Sunday, September 26, 2004

Giant or Keeping The Lights On

I've done some posts about things that have happened in my past, things that I thought were funny, in a "Oh, my God, does my life ever suck" kind of way. It took a comment from Beth to realize that what I'm actually doing is cleansing. Rubbing the stains off of my soul.

There will still be posts of some of the collossal mistakes that I made. There's a lot of crap buried deep within my psyche that needs to come out but I just want to let you all know that this is part of the journey. From the time I was 15, I have been on a one-way path of destruction and despair. I am starting to come out of the darkness and into the light.

I gave Beth an "assignment" one night at karaoke, to write a murder mystery. She finally let me read some of the chapters but still won't let me know who the killer is (dang her (and no, I don't really want to know. It'll be more fun to see if I can figure it out on my own)). The character that is loosely based on me has just recently published a novel called "Keeping The Lights On." There was no plot, no character names, just the title.

It intrigued me. I started thinking about what that title meant. Was it about keeping the lights on during sex? No. It was about hope and recovery and coming out of the darkness. This is something I know about and we are always told to write what we know. I know despair. I know depression. I know darkness. They are my demons. I had a counselor once who helped bring me out of my last serious depression by telling me to that all of the voices inside my head that tell me how much I suck are my demons. And I should imagine that I am Xena, Warrior Princess and fight back. Well, it took awhile to sink in but that's what I've been doing. Kicking some demon ass, turning my life around, coming out of the darkness.

So I will be writing "Keeping The Lights On" as my "assignment." To help remind me that that's what I'm doing every day that I get out of bed when I really don't want to, when I go to meet friends when I'd rather stay home and when I push the plate away when I'm no longer hungry.

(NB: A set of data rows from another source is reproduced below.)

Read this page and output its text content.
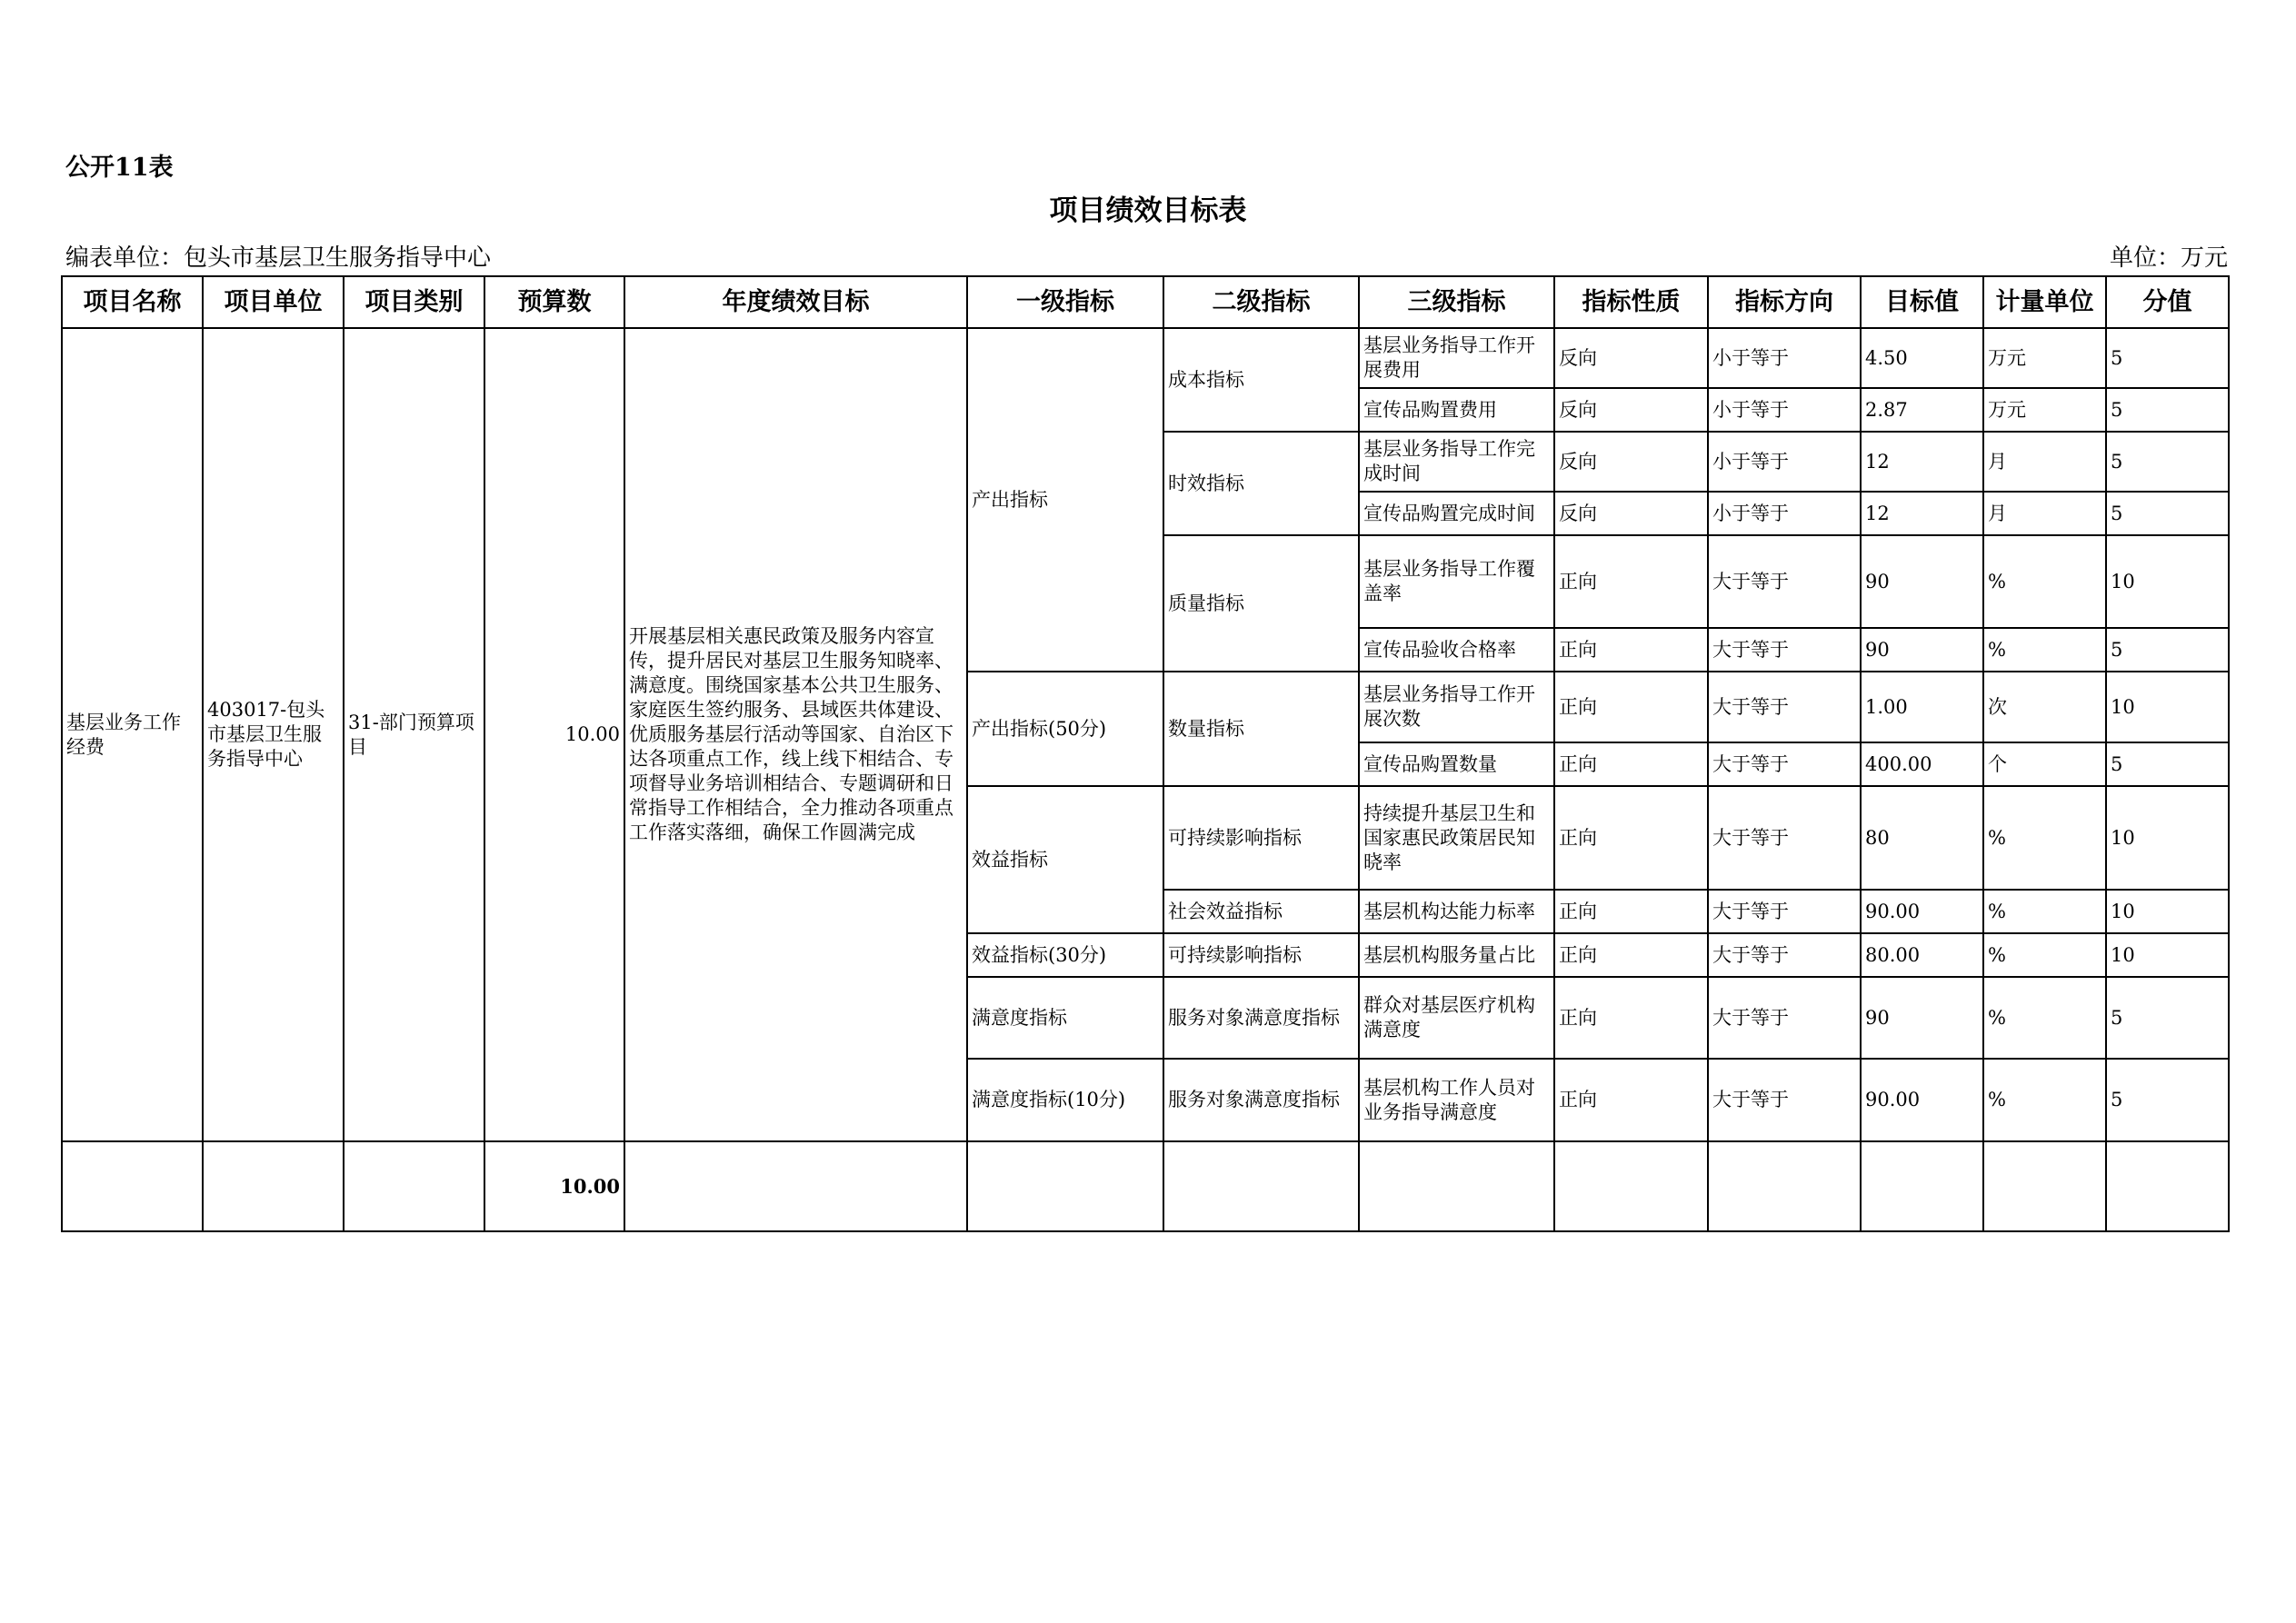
公开11表
项目绩效目标表
编表单位：包头市基层卫生服务指导中心	单位：万元
项目名称	项目单位	项目类别	预算数	年度绩效目标	一级指标	二级指标	三级指标	指标性质	指标方向	目标值	计量单位	分值
基层业务工作经费	403017-包头市基层卫生服务指导中心	31-部门预算项目	10.00	开展基层相关惠民政策及服务内容宣传，提升居民对基层卫生服务知晓率、满意度。围绕国家基本公共卫生服务、家庭医生签约服务、县域医共体建设、优质服务基层行活动等国家、自治区下达各项重点工作，线上线下相结合、专项督导业务培训相结合、专题调研和日常指导工作相结合，全力推动各项重点工作落实落细，确保工作圆满完成	产出指标	成本指标	基层业务指导工作开展费用	反向	小于等于	4.50	万元	5
							宣传品购置费用	反向	小于等于	2.87	万元	5
						时效指标	基层业务指导工作完成时间	反向	小于等于	12	月	5
							宣传品购置完成时间	反向	小于等于	12	月	5
						质量指标	基层业务指导工作覆盖率	正向	大于等于	90	%	10
							宣传品验收合格率	正向	大于等于	90	%	5
					产出指标(50分)	数量指标	基层业务指导工作开展次数	正向	大于等于	1.00	次	10
							宣传品购置数量	正向	大于等于	400.00	个	5
					效益指标	可持续影响指标	持续提升基层卫生和国家惠民政策居民知晓率	正向	大于等于	80	%	10
						社会效益指标	基层机构达能力标率	正向	大于等于	90.00	%	10
					效益指标(30分)	可持续影响指标	基层机构服务量占比	正向	大于等于	80.00	%	10
					满意度指标	服务对象满意度指标	群众对基层医疗机构满意度	正向	大于等于	90	%	5
					满意度指标(10分)	服务对象满意度指标	基层机构工作人员对业务指导满意度	正向	大于等于	90.00	%	5
			10.00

I have left the darkness behind, I am traveling through the shadows and I am headed into the light. And, at a pivotal moment of my life, when I am finally aware of what I am doing, I saw Melissa Etheridge stand on stage and sing this song.

Giant

You tried to hold us down
You tried to hold us back
You tried to make us wrong
You tried to make us crack
You wanted to see us cry
You wanted to see us leave
You didn't count on the tide
You didn't count on the pride
You didn't count on me

I am a giant
And you will not make me fall
And you will not make me crawl
I am a giant
And I'm not alone
Winds of change have blown
And walls come tumbling down

And I learned from my mistakes
Pick myself up of the floor
I have learned just what it takes
Now I am stronger than before
And we are standing side by side
We are determined now to win
We come too far
And we've got the scares
And we are never going back into the shadows again

I am a giant
And you will not make me fall
And you will not make me crawl
I am a giant
And I'm not alone
Winds of change have blown
How the walls come tumbling down

Wow. I realize that this was probably written about gay pride and the fight for equal rights (which, dammit, are for everyone) but it could also be about depression.

I am a giant. And I am never going back into the shadows again.

Previous Comments:
At 1:55 PM, The Lioness said...

AMEN.

At 5:24 PM, brooksba said...

Great post Dana. You are a giant. I can't wait to see "Keep the Lights On" when it's finished. It's going to be great! Stay strong, never let anyone push you down.